В субботу вечером, в день начала восстания в Петрограде, Мура и Френсис Кроуми пошли вместе посмотреть на место действия. Для всех тех, кто ожидал падения режима большевиков, увиденное стало разочарованием.
Пажеский корпус был престижной военной академией в центре города недалеко от Невского проспекта приблизительно в полумиле от британского посольства. После революции в нем разместился штаб военного крыла левых эсеров, которые должны были защищать Петроград от нападения немцев и белофиннов[246]. Это здание занимала смешанная банда из нескольких сотен солдат.
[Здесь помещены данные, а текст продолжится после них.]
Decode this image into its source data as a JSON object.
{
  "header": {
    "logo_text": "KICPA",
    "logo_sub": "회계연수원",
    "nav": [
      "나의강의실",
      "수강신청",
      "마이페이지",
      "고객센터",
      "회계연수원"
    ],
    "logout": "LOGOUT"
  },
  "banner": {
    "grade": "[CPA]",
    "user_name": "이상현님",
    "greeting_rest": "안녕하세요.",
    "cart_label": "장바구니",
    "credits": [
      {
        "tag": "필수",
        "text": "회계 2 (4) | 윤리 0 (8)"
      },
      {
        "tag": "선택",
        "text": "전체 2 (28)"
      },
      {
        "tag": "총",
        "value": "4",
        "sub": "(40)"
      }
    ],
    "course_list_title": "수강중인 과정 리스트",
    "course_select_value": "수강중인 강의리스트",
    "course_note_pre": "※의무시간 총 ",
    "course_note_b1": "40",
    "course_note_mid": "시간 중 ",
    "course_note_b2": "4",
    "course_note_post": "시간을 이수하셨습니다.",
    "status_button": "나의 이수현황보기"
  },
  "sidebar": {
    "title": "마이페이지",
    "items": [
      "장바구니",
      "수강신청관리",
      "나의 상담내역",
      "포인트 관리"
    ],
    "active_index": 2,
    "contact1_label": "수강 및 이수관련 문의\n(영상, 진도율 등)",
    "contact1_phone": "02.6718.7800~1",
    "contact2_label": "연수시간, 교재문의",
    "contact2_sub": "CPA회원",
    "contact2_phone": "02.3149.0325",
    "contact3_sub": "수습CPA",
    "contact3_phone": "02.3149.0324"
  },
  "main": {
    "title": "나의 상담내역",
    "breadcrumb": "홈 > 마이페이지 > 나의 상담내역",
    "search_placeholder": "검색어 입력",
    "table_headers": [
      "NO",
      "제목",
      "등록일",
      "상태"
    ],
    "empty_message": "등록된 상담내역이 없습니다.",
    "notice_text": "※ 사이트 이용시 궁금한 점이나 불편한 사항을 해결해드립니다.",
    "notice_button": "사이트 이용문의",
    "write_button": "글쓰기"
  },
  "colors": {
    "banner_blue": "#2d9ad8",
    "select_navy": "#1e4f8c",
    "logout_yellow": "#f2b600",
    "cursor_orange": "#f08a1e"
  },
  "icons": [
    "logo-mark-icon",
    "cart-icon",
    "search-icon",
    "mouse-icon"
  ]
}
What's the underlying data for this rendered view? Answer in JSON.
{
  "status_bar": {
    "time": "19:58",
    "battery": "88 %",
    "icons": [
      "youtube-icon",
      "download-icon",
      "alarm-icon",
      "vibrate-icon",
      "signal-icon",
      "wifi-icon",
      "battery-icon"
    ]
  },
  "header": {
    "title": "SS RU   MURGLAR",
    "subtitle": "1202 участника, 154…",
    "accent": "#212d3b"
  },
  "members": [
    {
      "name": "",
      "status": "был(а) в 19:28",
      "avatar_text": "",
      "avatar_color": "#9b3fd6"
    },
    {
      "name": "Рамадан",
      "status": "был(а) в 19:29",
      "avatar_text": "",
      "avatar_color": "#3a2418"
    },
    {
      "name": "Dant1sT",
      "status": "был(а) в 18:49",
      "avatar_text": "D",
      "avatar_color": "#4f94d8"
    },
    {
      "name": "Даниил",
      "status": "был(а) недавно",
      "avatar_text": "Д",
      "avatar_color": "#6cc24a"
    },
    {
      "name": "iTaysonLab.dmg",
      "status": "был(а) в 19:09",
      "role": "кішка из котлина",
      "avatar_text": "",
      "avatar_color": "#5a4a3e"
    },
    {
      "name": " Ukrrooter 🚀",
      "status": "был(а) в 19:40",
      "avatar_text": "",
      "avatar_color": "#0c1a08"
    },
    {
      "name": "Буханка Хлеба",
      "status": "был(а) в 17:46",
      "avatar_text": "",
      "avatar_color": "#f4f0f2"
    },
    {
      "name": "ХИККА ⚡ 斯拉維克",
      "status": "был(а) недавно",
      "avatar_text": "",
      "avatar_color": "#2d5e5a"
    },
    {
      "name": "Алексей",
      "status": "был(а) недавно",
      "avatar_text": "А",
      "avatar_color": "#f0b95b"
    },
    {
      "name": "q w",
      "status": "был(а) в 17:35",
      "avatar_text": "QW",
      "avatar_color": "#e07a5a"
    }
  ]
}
Большинство из них были молоды, многие были наемниками. Их ряды уменьшились за счет некоторых преданных делу левых эсеров-боевиков, которые боролись с контрреволюционными силами в далеких уголках России – на Кавказе, в Сибири. Когда отряды Красной армии приблизились к зданию и пригрозили арестовать мятежников, если они не сложат оружие, левые эсеры, которые имели слабое представление о том, что на самом деле происходит в Москве, оказали сопротивление. Началась осада. Бойцы Красной армии имели численное преимущество; они установили орудия в торговом пассаже на другой стороне улицы и били по Пажескому корпусу. Левые эсеры отвечали ружейным огнем[247].